Godbout revient souvent aussi sur Avant L’Apocalypse, sa collaboration avec sa fille Adèle, et sur son adaptation du roman L’Amérique de Franz Kafka parue en 2013 puis traduite en anglais, encoréen et bientôt en portugais pour le marché brésilien. Il me confie d’ailleurs espérer s’y rendre pour le lancement, à l’automne.
« C’est certain que ce sont des projets personnels sur lesquels j’ai longtemps travaillé. C’est plus près de moi, mais j’aime quand même Red Ketchup aussi. Partout où je vais avec La Pastèque, les salons du livre, les événements spéciaux, je vois bien que c’est à lui que les gens répondent le plus. C’est le fun aussi. J’aurais pas commencé un dixième album si j’étais tanné de le faire », me confie-t-il.
Sans vouloir fermer la porte à d’autres projets, Réal Godbout ne se voit pas entamer des projets de grande envergure. « J’pense pas arrêter un jour, mais j’vais changer de rythme, c’est certain. Je ne veux plus m’embarquer dans des projets qui comptent des centaines de pages. À mon âge, on peut pas planifier des années à l’avance. »

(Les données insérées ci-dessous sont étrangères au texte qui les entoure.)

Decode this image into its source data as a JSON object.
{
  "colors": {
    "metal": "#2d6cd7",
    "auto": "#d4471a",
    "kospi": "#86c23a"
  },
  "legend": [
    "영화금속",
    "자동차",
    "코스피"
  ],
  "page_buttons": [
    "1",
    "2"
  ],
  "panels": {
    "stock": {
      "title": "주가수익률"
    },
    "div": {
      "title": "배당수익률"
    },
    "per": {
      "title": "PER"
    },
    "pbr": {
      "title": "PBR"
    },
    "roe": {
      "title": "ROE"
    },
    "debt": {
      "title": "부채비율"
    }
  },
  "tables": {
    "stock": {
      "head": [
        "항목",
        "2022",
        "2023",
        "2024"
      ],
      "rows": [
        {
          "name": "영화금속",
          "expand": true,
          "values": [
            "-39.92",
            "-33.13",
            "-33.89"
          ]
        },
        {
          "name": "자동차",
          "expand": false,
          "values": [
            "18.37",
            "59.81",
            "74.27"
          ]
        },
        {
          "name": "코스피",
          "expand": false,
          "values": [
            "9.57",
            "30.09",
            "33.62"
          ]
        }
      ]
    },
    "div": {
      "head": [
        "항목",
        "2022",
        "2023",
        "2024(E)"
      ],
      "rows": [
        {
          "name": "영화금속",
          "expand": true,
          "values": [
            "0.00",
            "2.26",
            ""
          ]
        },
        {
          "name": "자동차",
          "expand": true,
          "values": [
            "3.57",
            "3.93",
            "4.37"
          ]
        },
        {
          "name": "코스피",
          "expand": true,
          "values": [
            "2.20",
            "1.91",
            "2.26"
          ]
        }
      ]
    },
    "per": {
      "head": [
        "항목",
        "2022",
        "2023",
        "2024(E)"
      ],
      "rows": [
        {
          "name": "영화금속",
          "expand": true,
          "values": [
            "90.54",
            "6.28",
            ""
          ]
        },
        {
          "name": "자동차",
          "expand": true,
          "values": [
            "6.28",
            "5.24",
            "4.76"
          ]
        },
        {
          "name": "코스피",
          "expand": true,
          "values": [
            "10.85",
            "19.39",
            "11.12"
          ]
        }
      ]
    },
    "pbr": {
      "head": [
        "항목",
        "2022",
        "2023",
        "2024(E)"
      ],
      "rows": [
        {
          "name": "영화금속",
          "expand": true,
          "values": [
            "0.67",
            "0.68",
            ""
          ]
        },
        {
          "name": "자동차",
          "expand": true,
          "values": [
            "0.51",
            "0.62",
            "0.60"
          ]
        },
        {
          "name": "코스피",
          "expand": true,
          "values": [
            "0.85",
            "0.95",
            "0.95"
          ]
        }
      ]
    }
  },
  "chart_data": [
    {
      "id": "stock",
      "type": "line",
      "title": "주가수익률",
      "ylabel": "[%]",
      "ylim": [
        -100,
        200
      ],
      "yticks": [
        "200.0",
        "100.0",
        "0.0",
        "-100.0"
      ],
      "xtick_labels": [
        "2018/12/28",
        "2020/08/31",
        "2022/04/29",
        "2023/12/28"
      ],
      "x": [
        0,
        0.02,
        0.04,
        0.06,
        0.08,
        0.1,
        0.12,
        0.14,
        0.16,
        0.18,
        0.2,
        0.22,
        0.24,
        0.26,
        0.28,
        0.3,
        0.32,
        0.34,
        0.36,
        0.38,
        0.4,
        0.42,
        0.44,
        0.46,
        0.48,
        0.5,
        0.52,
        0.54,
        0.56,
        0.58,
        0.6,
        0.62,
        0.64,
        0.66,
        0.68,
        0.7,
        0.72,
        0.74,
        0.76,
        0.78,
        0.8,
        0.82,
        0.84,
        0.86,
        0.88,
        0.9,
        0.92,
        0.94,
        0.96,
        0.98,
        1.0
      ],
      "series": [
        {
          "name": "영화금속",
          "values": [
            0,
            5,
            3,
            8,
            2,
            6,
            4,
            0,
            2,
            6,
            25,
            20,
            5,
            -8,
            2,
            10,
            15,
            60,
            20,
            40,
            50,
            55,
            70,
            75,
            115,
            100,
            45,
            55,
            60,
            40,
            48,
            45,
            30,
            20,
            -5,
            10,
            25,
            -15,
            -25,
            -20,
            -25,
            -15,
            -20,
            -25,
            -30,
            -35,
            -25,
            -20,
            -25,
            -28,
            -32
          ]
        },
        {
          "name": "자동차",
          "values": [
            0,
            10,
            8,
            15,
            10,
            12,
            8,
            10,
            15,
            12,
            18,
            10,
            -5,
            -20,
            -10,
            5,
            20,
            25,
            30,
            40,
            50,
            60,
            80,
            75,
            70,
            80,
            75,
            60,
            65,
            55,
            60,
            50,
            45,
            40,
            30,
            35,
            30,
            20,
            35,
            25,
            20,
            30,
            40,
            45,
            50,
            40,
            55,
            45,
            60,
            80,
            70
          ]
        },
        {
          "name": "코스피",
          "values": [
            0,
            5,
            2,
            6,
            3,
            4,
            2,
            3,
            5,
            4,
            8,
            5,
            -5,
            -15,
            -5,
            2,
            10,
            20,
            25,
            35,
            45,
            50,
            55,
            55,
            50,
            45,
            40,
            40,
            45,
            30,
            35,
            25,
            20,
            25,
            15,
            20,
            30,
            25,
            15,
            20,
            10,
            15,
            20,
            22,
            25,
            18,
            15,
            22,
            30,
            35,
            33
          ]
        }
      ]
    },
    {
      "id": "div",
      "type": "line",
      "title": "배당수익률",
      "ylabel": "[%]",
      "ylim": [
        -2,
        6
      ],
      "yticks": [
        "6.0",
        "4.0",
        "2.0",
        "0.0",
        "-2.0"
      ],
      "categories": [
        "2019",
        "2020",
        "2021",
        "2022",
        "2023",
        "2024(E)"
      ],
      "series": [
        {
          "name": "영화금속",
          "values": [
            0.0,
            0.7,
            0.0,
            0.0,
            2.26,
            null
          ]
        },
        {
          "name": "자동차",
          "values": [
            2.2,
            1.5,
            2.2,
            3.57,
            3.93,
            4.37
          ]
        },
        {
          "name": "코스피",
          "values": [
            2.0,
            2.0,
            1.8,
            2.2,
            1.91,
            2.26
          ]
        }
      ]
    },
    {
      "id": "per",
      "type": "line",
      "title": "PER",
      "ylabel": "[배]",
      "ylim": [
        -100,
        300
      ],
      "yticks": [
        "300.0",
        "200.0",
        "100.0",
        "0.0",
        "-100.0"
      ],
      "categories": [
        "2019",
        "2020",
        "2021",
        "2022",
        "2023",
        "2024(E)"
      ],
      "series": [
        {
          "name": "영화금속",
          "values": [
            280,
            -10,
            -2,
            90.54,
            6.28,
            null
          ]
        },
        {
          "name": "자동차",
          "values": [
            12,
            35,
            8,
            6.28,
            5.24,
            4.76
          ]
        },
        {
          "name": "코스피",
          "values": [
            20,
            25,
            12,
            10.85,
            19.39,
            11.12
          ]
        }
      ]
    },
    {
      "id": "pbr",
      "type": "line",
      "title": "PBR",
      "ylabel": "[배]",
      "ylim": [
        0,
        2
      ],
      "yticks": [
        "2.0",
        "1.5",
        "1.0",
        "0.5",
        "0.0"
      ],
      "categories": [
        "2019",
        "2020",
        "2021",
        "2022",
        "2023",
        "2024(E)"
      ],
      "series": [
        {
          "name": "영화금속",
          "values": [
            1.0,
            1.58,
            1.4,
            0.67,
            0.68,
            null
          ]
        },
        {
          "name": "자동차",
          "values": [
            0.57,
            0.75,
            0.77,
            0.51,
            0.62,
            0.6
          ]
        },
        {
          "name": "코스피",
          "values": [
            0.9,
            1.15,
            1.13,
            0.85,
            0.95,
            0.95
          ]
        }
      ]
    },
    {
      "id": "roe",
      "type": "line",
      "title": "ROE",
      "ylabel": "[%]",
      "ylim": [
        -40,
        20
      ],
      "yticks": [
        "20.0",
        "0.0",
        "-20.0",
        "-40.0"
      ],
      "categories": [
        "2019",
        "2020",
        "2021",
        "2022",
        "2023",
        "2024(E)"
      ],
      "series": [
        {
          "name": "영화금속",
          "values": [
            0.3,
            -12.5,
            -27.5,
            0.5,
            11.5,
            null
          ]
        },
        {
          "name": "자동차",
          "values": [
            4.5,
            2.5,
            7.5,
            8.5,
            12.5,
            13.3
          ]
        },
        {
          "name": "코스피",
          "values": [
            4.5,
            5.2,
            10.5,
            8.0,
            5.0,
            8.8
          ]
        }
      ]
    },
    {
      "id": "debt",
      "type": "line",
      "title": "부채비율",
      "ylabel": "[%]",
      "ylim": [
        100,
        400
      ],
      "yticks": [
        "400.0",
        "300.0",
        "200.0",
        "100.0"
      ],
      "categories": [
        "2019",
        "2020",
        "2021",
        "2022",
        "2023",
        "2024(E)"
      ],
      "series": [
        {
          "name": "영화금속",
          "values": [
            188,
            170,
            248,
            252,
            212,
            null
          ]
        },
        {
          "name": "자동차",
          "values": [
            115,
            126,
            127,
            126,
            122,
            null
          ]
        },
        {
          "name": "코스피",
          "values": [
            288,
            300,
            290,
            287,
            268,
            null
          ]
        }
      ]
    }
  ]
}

Après avoir passé près de deux heures à discuter de bande dessinée, de travail et d’héritage personnel avec Réal Godbout, je repars vers Montréal avec l’envie pressante de relire tous ses albums et de me plonger dans ceux dont j’ai découvert l’existence cet après-midi. L’adage voulant qu’on ne doit jamais rencontrer ses héros s’est révélée faux aujourd’hui.
La passion de Réal Godbout pour son travail est palpable. C’est difficile de ne pas avoir envie de créer après avoir passé tout ce temps avec lui.